Frankly, he has got almost nowhere towards achieving that ambition, and the impact of welfare reforms can only push the day when there is a Tory MP in a Northern inner city even further into the future.

Though the new rules are the same everywhere, their impact varies from region to region, with the greatest, naturally, in places with the highest proportion of welfare claimants. The Government has tried to spread the pain by combining changes to out-of-work benefits and tax credits for the low paid, which hit the North harder than the South, with other changes affecting housing benefit – which have their biggest impact in the South, particularly in London, where housing costs are greater.

Nowhere in London is the average cost to any family affected by the changes expected to be below £1,300 a year. Outside London, there are a few places, such as Slough, where claimants will lose that sort of money, because they are close enough to the capital to be affected by London housing costs. But the numbers involved are fewer than in the North, which is where changes to the system will have the biggest impact on the local economy.

In Knowsley, it is estimated that 74 per cent of households receive some sort of state benefit. They will not all be hit by the benefit changes, which do not affect pensioners for instance, but more than 17 per cent of households will see their income drop by an average of £943. The impact in Liverpool will be about the same. In Blackpool, the researchers who conducted the Local Government Association study reckon that almost one household in three – 31.7 per cent – will be hit, with an average of £1,047 docked from their income. In Middlesbrough, in the North-east, 21.7 per cent of households will lose an average of £947 each. In Hartlepool, just under 19 per cent will lose an average of £977.

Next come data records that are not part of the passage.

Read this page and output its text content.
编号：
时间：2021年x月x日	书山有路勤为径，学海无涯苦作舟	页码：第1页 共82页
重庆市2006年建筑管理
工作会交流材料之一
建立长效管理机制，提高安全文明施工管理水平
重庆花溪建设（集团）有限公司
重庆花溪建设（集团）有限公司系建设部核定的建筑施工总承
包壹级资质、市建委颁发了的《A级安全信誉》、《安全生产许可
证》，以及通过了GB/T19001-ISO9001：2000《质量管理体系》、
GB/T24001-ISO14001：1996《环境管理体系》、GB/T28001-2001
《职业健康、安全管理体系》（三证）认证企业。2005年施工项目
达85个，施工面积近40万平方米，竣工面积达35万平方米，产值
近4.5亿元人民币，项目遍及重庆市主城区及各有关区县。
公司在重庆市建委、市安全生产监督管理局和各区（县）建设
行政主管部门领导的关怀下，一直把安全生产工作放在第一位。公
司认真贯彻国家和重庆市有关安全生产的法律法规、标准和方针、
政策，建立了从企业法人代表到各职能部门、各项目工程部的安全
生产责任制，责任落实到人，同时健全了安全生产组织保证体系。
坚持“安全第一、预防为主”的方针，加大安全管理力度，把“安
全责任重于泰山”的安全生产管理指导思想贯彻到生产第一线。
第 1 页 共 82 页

Almost all the places hardest hit by the changes have Labour MPs and Labour councils. George Osborne has said that one of his aims is to be fair to taxpayers. In effect, he is presiding over a transfer of wealth from people in benefits to those who are sufficiently well-off not to need to claim benefits – which also happens to be a transfer of wealth from people who vote Labour to those whose votes put the present government in power.